UPDATE: I changed my questions. Answering my previous questions:
(a) Yes, the files are split into usually 128-KiB-big pages; Some pages are smaller. Some small files (I still don't know the conditions thereof -- How small?) are saved either compressed or raw into inline extents.
(b) (I still don't know the answer to this question) Usually in case there is much free space, the filepages are in full 128-KiB size. In some cases (non-contiguous free space and other unknown conditions yet to be identified) some filepages are set in multiples of 0x1000 bytes (4096 bytes).
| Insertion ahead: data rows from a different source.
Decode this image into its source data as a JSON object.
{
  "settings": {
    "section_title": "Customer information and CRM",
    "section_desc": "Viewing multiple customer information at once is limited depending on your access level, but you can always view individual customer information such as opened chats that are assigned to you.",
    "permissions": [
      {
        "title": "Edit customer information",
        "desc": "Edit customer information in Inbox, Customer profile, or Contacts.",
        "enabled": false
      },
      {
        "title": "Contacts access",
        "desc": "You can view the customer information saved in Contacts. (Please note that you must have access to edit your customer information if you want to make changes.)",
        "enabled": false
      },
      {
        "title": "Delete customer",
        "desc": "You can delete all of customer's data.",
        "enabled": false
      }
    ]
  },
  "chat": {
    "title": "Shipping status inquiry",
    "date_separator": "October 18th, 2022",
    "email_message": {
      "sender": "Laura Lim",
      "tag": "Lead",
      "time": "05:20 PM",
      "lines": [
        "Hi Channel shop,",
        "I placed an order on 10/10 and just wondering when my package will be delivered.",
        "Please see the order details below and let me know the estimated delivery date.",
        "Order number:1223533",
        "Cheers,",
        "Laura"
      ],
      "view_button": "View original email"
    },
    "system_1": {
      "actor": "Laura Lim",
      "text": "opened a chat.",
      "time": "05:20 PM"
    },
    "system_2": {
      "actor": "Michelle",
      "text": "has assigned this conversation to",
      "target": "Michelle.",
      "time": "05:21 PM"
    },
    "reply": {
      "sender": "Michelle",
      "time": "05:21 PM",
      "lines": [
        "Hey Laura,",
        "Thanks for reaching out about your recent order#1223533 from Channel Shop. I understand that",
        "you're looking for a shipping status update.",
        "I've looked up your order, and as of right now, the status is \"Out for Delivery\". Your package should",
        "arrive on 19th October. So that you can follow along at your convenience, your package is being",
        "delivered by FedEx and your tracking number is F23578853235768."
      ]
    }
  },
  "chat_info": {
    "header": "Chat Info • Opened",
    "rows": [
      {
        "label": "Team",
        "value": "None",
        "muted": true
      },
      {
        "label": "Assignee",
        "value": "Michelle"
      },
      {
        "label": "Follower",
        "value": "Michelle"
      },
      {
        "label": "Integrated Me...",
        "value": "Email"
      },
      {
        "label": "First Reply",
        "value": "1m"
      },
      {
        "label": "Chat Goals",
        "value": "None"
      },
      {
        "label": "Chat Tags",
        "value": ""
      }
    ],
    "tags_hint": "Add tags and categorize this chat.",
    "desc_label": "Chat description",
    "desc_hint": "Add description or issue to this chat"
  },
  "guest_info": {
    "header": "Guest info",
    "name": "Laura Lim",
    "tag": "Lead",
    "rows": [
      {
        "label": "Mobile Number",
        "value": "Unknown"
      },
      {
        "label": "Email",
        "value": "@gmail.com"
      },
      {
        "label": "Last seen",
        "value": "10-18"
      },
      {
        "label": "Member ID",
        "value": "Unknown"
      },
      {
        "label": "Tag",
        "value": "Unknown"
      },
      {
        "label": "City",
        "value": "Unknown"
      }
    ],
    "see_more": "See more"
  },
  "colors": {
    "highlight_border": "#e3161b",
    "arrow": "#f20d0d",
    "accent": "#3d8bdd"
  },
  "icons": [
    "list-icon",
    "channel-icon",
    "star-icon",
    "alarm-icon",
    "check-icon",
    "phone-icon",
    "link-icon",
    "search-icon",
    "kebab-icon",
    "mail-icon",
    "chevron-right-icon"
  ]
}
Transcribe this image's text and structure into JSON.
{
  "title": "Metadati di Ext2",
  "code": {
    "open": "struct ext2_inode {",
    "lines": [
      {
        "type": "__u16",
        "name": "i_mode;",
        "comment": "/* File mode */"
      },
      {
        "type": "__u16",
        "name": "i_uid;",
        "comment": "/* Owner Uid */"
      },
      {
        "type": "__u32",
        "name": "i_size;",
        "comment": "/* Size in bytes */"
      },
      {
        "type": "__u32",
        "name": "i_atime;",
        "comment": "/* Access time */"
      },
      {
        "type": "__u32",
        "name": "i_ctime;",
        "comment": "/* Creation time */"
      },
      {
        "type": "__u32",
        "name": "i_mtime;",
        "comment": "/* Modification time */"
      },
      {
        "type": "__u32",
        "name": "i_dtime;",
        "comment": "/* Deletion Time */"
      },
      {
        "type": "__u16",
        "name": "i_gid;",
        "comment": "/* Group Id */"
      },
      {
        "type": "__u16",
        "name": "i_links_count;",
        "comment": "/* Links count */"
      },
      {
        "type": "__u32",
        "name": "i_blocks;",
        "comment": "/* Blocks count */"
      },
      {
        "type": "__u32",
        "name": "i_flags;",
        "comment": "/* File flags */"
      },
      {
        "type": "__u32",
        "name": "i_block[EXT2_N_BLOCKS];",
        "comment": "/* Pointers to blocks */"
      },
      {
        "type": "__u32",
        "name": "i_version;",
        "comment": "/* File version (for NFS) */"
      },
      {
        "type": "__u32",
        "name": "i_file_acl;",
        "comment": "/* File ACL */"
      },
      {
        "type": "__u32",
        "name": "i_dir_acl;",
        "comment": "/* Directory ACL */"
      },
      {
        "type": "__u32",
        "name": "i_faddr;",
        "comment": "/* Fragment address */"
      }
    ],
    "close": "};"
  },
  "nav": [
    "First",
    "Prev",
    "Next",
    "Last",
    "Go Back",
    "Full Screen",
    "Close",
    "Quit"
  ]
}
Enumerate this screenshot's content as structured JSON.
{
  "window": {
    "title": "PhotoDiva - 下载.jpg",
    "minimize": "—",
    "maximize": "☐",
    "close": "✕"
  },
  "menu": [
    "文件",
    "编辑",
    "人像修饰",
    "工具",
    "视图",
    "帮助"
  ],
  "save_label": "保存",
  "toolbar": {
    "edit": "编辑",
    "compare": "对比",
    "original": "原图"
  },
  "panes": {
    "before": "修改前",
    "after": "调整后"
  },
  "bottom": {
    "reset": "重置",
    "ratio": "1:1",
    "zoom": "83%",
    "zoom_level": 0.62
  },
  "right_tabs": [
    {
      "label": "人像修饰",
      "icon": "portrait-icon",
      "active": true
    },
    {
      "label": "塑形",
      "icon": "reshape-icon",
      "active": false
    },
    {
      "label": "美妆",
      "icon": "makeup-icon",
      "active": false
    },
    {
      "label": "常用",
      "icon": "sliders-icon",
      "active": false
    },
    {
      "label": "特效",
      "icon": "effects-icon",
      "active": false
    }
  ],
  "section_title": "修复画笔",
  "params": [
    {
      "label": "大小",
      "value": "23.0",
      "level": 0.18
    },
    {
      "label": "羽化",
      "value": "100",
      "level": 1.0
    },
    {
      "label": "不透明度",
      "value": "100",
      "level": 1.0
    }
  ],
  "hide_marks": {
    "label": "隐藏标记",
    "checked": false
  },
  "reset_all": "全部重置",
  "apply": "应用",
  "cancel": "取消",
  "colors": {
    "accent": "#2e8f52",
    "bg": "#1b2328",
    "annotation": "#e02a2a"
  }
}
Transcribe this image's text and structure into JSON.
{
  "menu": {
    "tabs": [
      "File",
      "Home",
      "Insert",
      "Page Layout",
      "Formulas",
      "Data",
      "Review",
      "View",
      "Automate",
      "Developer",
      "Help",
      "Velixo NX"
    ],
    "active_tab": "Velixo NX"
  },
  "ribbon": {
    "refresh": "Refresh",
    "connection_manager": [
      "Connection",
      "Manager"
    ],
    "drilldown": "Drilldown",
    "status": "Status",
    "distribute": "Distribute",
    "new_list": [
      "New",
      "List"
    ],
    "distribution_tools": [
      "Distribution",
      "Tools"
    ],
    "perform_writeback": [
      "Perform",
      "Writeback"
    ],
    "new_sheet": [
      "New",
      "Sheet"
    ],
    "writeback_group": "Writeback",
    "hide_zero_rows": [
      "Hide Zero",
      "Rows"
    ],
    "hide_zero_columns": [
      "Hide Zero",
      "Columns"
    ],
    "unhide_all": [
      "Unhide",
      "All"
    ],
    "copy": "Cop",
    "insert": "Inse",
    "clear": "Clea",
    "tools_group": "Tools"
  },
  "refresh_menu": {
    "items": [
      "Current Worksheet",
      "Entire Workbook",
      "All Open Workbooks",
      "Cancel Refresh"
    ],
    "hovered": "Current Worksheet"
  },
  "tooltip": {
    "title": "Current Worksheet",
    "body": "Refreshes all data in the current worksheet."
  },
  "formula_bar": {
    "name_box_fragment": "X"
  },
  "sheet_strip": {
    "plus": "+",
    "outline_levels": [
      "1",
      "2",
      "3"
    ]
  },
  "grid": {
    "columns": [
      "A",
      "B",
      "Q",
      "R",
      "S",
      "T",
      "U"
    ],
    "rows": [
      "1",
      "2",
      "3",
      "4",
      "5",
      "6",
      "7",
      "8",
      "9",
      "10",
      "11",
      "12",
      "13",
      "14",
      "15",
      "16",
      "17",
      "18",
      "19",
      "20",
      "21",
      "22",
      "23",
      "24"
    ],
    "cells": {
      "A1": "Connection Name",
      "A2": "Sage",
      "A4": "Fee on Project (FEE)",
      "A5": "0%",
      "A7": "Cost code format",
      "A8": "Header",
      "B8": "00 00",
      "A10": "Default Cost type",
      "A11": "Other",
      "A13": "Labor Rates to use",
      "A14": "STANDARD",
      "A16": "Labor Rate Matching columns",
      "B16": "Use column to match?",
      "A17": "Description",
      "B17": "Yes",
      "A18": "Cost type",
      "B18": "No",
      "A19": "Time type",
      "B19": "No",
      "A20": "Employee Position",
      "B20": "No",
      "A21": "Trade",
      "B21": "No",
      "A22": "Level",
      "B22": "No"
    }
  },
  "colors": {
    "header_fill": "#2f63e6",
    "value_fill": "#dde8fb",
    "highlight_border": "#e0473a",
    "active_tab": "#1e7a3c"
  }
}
(c) The compression function is deterministic. However since identical files in different operating environment are differently processed (different filepage sizes, different compression flagging), the compressed blobs of the identical files on different disks are different to each other across the disks. Were the files processed in exactly same environment, the compressed blobs thereof would be identical across disks.
The main rule:
The file is to be divided into multiple 128KiB pages. (At least with zlib) Each page is to be divided into 4096-bytes steps (at most 128 steps per page). The compression heuristics check (to ensure that the compressed output is smaller than the raw input) begins upon the 3rd step until the end of page - For the first 2 steps no check is done. From the 3rd steps on during the compression loop if the compressed output is bigger than the raw input, then the compression process of the current page is cancelled and the current page is to be saved as raw blob.
Upon success the page is saved as compressed blob - Under default zlib settings the blob begins with 0x785E. The compressed blob is padded at the end with 0x00.
The side rule:
If the file is smaller than 512 bytes and is stored into an inline extent, the file is to be saved raw.
If the size of the compressed file + sectorsize (512 bytes by default) is smaller-equal than the size of the raw file, the compression output is accepted, else the compression output is discarded and the file is marked incompressible.
If free space is very scarce for the file, then the file is to be divided into unequal pages - Some pages will not be in size 128KiB.